Try this fun twist on chicken salad using fuss-free coleslaw mix. Hilda Anger in Valparaiso, Florida writes, “This crunchy, creamy recipe from my mother is delicious with leftover or canned chicken, tuna or even salmon.”
2 ServingsPrep/Total Time: 15 min.
- 1 cup cubed cooked chicken
- 1 cup coleslaw mix
- 1 celery rib, chopped
- 1 Eggland's Best Hard-Cooked Peeled Egg, diced
- 3 tablespoons Miracle Whip
- 4-1/2 teaspoons 2% milk
- 4-1/2 teaspoons lemon juice
- 1/2 teaspoon brown sugar
- Dash celery salt
- Dash paprika, optional
- In a small salad bowl, combine the chicken, coleslaw mix, celery and
- egg.
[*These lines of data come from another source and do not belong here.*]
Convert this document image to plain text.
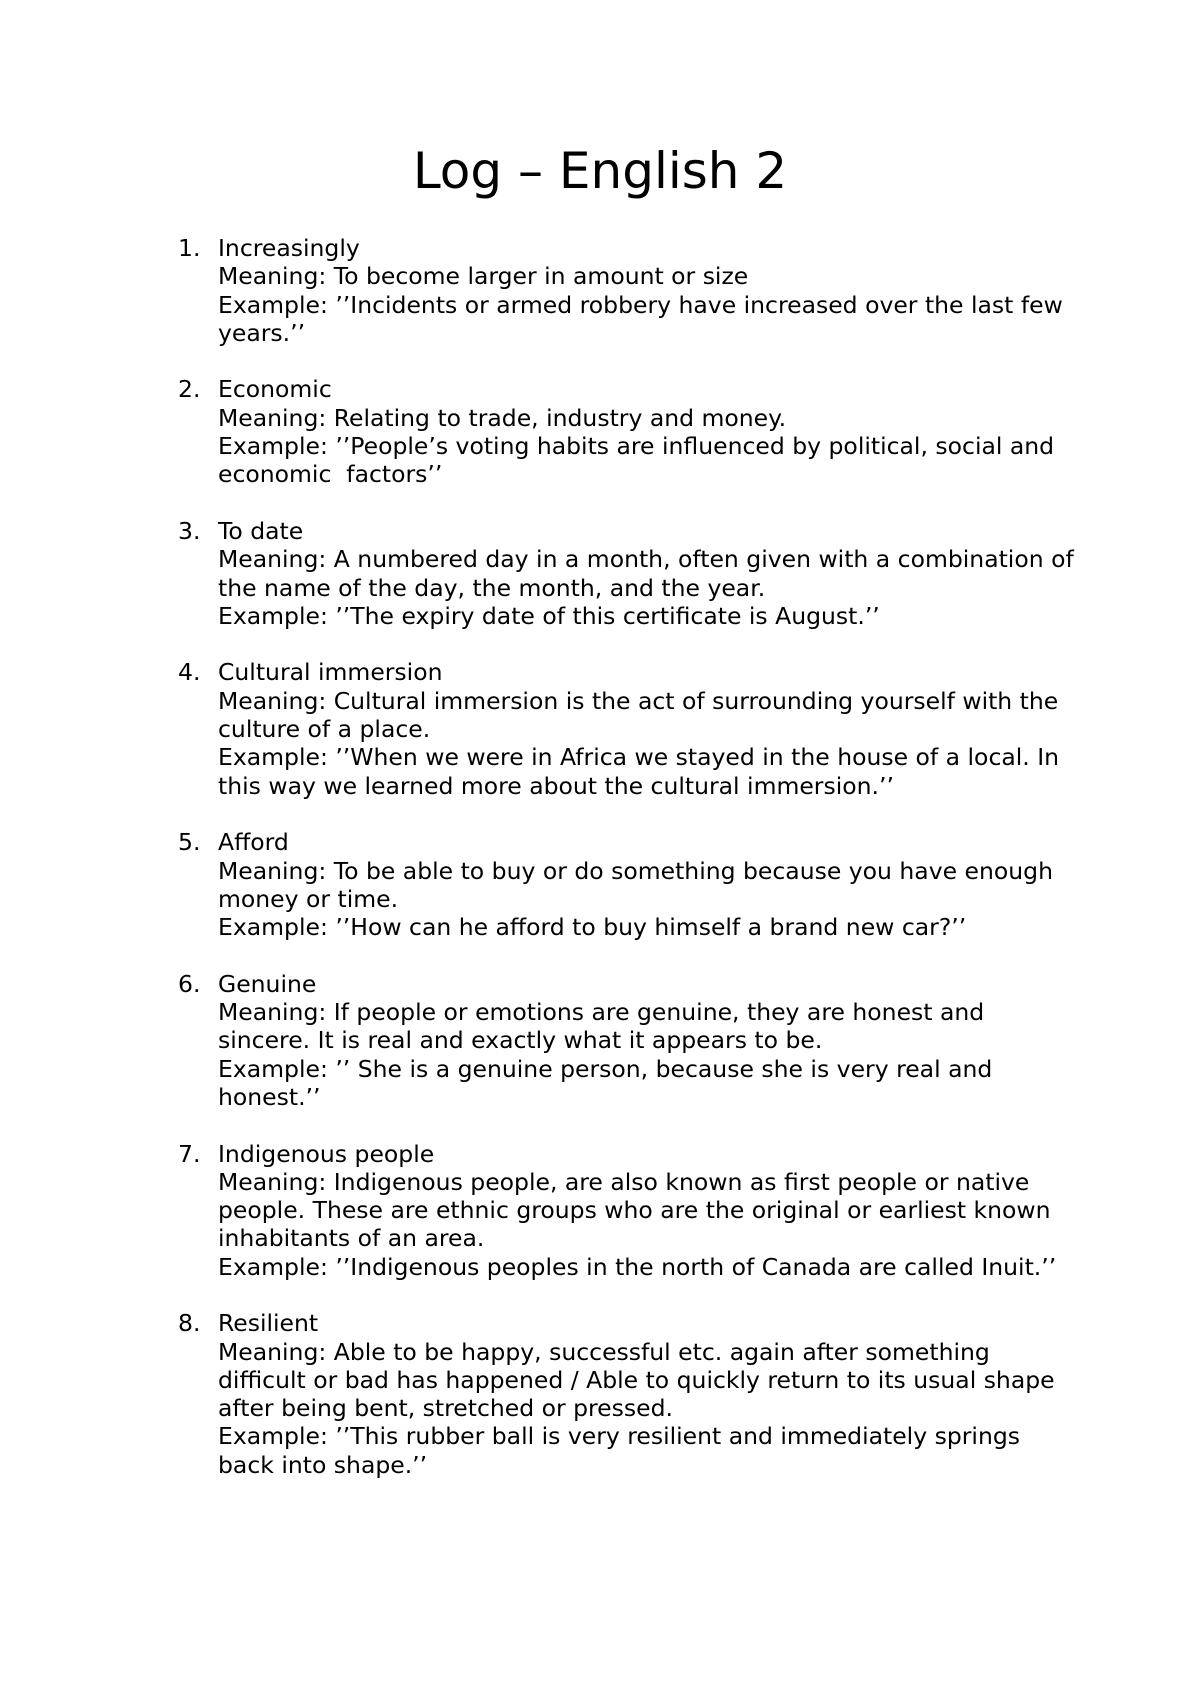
Log – English 2
1. Increasingly
Meaning: To become larger in amount or size
Example: ’’Incidents or armed robbery have increased over the last few years.’’
2. Economic
Meaning: Relating to trade, industry and money.
Example: ’’People’s voting habits are influenced by political, social and economic  factors’’
3. To date
Meaning: A numbered day in a month, often given with a combination of the name of the day, the month, and the year.
Example: ’’The expiry date of this certificate is August.’’
4. Cultural immersion
Meaning: Cultural immersion is the act of surrounding yourself with the culture of a place.
Example: ’’When we were in Africa we stayed in the house of a local. In this way we learned more about the cultural immersion.’’
5. Afford
Meaning: To be able to buy or do something because you have enough money or time.
Example: ’’How can he afford to buy himself a brand new car?’’
6. Genuine
Meaning: If people or emotions are genuine, they are honest and sincere. It is real and exactly what it appears to be.
Example: ’’ She is a genuine person, because she is very real and honest.’’
7. Indigenous people
Meaning: Indigenous people, are also known as first people or native people. These are ethnic groups who are the original or earliest known inhabitants of an area.
Example: ’’Indigenous peoples in the north of Canada are called Inuit.’’
8. Resilient
Meaning: Able to be happy, successful etc. again after something difficult or bad has happened / Able to quickly return to its usual shape after being bent, stretched or pressed.
Example: ’’This rubber ball is very resilient and immediately springs back into shape.’’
In another bowl, combine the Miracle Whip, milk, lemon juice,
- brown sugar and celery salt. Pour over chicken mixture and toss to
- coat. Sprinkle with paprika if desired. Refrigerate until serving.
- Yield: 2 servings.
Nutritional Facts: 1 cup (prepared with fat-free salad dressing and fat-free milk) equals 217 calories, 8 g fat (2 g saturated fat), 169 mg cholesterol, 357 mg sodium, 8 g carbohydrate, 1 g fiber, 24 g protein.
Wine: Light-Bodied White Wine: Enjoy this recipe with a light-bodied white wine such as Sauvignon Blanc or Pinot Grigio.